A look at some of his comments:
TRUMP: ‘‘I’ve built a lot of wall.’’
THE FACTS: He’s built no new miles of wall. His new construction to date has replaced existing barriers.
This month marks the start of construction of 14 miles of fencing in the Rio Grande Valley in Texas, the first lengthening of barrier in his presidency. That’s from money approved by Congress a year ago, most of which was for renovating existing barrier.
Money approved by Congress in the new deal to avert another government shutdown would cover about 55 more miles.
He has often portrayed his wall, falsely, as largely complete, to a point where ‘‘Finish the wall’’ has become his rallying cry, replacing ‘‘Build the wall.’’ That masks a distinct lack of progress in physically sealing the border — a frustration that is now prompting him to find money outside the normal channels of congressional appropriation.
TRUMP: National emergency declarations have been done by recent past presidents ‘‘56 or a lot of times. Many of those are far less important than having a border. ... There’s rarely been a problem. They sign it, nobody cares. I guess they weren’t very exciting.’’
THE FACTS: Those declarations were rarely as consequential, and that’s precisely why they were mostly uncontroversial. He’s roughly correct about the numbers. But past declarations did not involve the unilateral spending of substantial sums of money that Congress — which holds the power of the purse — did not approve.
Emergency declarations by Presidents Barack Obama, George W. Bush and Bill Clinton were overwhelmingly for the purpose of addressing crises that emerged abroad. Many blocked foreign interests or terrorist-linked entities from access to funds. Some prohibited certain imports from or investments in countries associated with human rights abuses.
Trump’s number resembles findings from the Brennan Center for Justice, which has tracked 58 emergency declarations back to 1978.
‘‘It’s extremely rare for a president to declare a national emergency in a bid to fund domestic construction projects, particularly one that Congress has explicitly refused to fund,’’ said Andrew Boyle, an attorney in the national security program at the center. ‘‘The ones that former presidents declared are of a different sort.’’

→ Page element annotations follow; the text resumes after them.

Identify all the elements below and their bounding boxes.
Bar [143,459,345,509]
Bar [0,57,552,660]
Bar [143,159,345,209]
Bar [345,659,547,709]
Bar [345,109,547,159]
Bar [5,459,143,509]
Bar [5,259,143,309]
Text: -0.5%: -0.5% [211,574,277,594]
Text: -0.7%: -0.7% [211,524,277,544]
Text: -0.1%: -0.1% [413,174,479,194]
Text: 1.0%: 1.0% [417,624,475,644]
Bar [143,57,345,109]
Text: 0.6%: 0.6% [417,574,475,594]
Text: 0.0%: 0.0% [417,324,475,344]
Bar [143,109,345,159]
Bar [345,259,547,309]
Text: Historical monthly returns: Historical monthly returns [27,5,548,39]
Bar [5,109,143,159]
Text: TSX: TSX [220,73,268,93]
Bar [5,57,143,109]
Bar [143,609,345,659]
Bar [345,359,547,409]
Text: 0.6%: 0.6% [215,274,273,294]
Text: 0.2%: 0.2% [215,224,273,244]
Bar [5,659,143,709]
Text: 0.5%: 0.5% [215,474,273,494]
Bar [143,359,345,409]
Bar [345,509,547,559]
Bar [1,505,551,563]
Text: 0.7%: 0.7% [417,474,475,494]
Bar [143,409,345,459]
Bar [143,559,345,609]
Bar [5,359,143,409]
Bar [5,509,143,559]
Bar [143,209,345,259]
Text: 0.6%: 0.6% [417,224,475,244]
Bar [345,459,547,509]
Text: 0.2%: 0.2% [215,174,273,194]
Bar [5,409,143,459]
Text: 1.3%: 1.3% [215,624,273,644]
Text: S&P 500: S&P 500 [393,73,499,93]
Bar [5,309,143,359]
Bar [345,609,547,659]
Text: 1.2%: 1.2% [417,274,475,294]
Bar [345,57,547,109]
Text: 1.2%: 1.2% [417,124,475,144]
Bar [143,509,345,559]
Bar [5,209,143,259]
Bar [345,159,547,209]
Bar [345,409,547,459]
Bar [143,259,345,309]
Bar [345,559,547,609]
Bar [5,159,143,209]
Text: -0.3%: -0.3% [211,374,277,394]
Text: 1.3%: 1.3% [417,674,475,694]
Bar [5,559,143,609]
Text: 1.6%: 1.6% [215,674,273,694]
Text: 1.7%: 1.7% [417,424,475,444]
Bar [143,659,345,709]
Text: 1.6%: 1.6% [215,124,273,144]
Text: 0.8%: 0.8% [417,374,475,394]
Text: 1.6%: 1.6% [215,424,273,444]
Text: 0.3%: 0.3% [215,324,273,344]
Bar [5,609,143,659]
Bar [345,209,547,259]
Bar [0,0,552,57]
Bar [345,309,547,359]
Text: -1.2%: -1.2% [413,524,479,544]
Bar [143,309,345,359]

Obama declared a national emergency in July 2011 to impose sanctions on transnational criminal groups, blocking any American property interests and freezing their assets, authorizing financial sanctions against anyone aiding them and barring their members from entering the United States. It authorized sanctions against criminal cartels in Mexico, Japan, Italy and Eastern Europe. It did not direct billions in spending by the U.S. treasury.
TRUMP: ‘‘A big majority of the big drugs — the big drug loads don’t go through ports of entry. They can’t go through ports of entry. You can’t take big loads because you have people — we have some very capable people, the Border Patrol, law enforcement, looking.’’
THE FACTS: He has persistently contradicted his officials on this point. The U.S. Drug Enforcement Administration says illicit drugs come into the country mainly at entry ports. The agency said in a 2018 report that the most common trafficking technique by transnational criminal organizations is to hide drugs in passenger vehicles or tractor-trailers as they drive into the U.S. at official crossings. They also use buses, cargo trains and tunnels, the report says, citing smuggling methods that would not be choked off by a border wall.
‘‘Only a small percentage’’ of heroin seized by U.S. authorities comes across on territory between ports of entry, the agency says, and the same is true of drugs generally. Marijuana is one exception.
Even if a wall could stop all drugs from Mexico, America’s drug problem would be far from over. The U.S. Centers for Disease Control and Prevention says about 40 percent of opioid deaths in 2016 involved prescription painkillers. Those drugs are made by pharmaceutical companies. Some feed the addiction of people who have prescriptions; others are stolen and sold on the black market. Moreover, illicit versions of powerful synthetic opioids such as fentanyl have come to the U.S. from China, not Mexico.